Blaise gave him a sharp look, which Draco chose to ignore. "Simon Hughes11--the previous incumbent, terribly popular in the constituency, chummy with Ginger--developed recurrent and serious poisoning by said bacteria in the weeks running up to the election." Blaise snapped his fingers at the photograph and it wavered into a collection of bright yellow boxes with text. "This is the Lib Dem's website," he said.
"Yellow and black." They shared a snicker. "I wonder if Potter knows he's a closet Hufflepuff." Draco skimmed the small article that Blaise pointed out.
"Curious, isn't it?"
"Hughes might have just been unfortunate." Draco drummed his fingers on the arm of the leather chair, refusing to allow the little bubble of excitement become a full-blown frisson until he had some very sticky mud to decorate Harry's basement office. "Also, Potter is a terminal do-gooder.
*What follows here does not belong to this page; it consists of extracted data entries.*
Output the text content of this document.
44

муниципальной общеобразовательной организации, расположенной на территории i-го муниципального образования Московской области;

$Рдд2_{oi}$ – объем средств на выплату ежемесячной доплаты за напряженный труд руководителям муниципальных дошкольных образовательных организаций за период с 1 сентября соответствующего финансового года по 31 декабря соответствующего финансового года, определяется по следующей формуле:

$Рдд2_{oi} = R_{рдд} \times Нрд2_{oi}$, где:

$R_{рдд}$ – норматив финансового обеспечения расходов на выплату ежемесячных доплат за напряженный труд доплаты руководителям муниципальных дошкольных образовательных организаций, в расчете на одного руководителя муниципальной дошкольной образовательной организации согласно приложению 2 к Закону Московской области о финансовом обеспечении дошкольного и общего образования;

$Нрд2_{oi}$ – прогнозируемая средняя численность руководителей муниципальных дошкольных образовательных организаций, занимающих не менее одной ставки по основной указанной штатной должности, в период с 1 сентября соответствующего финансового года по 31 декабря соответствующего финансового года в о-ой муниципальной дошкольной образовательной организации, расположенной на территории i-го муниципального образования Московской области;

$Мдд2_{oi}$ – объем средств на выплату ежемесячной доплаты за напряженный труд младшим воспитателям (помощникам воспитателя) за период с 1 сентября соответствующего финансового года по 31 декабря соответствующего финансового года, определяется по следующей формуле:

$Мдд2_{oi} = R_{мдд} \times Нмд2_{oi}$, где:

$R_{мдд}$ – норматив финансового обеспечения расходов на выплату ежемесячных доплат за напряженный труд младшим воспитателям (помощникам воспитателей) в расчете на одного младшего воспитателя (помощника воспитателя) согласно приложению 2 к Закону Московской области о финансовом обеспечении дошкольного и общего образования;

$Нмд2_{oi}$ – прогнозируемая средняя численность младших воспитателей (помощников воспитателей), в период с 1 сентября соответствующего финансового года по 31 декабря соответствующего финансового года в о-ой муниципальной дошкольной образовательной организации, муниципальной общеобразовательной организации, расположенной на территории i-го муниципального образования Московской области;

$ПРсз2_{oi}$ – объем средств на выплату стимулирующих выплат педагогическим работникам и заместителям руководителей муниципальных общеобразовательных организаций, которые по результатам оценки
He may have sniffed out an heroic cause and read Socialism for Dummies the night beforehand."
Draco very much appreciated the Dummies books, although he of course transfigured the covers to the key political editions of Everyman's Library luxury cloth-and-gilt volumes.
"Or he may have inelegantly incapacitated his senior with dreadful rotten-meat poisoning." Blaise clicked his fingers again and the picture changed to the previous MP for Southwark and North Bermondsey standing in front of a Hare Krishna Food-For-Life.
Draco frowned, mainly at the people in terribly shapeless orange robes. "Meat?"
"Hughes was a vegetarian." Blaise said triumphantly.
"This is terribly tenuous," Draco suspected that fucking Labour Party members was playing havoc with Blaise's sense of logic. Too close to the locus of power, Draco reasoned. Which fact only added to Harry's appeal, because there was a sparrow's chance in Hades that his party would ever have a majority. He brightened. "It might be useful leverage, though."
Blaise scoffed, unamused. "Leverage." He rolled his eyes at the ceiling. "Draco, you are so fucking predictable."
"Me? Mandelson, Blaise, really. You want an obliviate with your scotch?"
8. COMIC RELIEF: A charity that encourages Muggles to buy artificial red noses and then donates the proceeds to the poor in the UK and Africa. Why people will give money to those less fortunate only when they can be humiliated by some strange accessory remains a topic for study.
9. KILGOUR: 8 Savile Row. Ask for Caspar.
10. PETER MANDELSON: Draco
exaggerates. One was merely networking.
11. SIMON HUGHES: One of the less vile members of the House of Commons, previous incumbent in the constituency held by Potter. Like Potter, has dreadful taste in ties, was a Lib Dem, had fits of passionate civic enthusiasm, and "plays for both teams".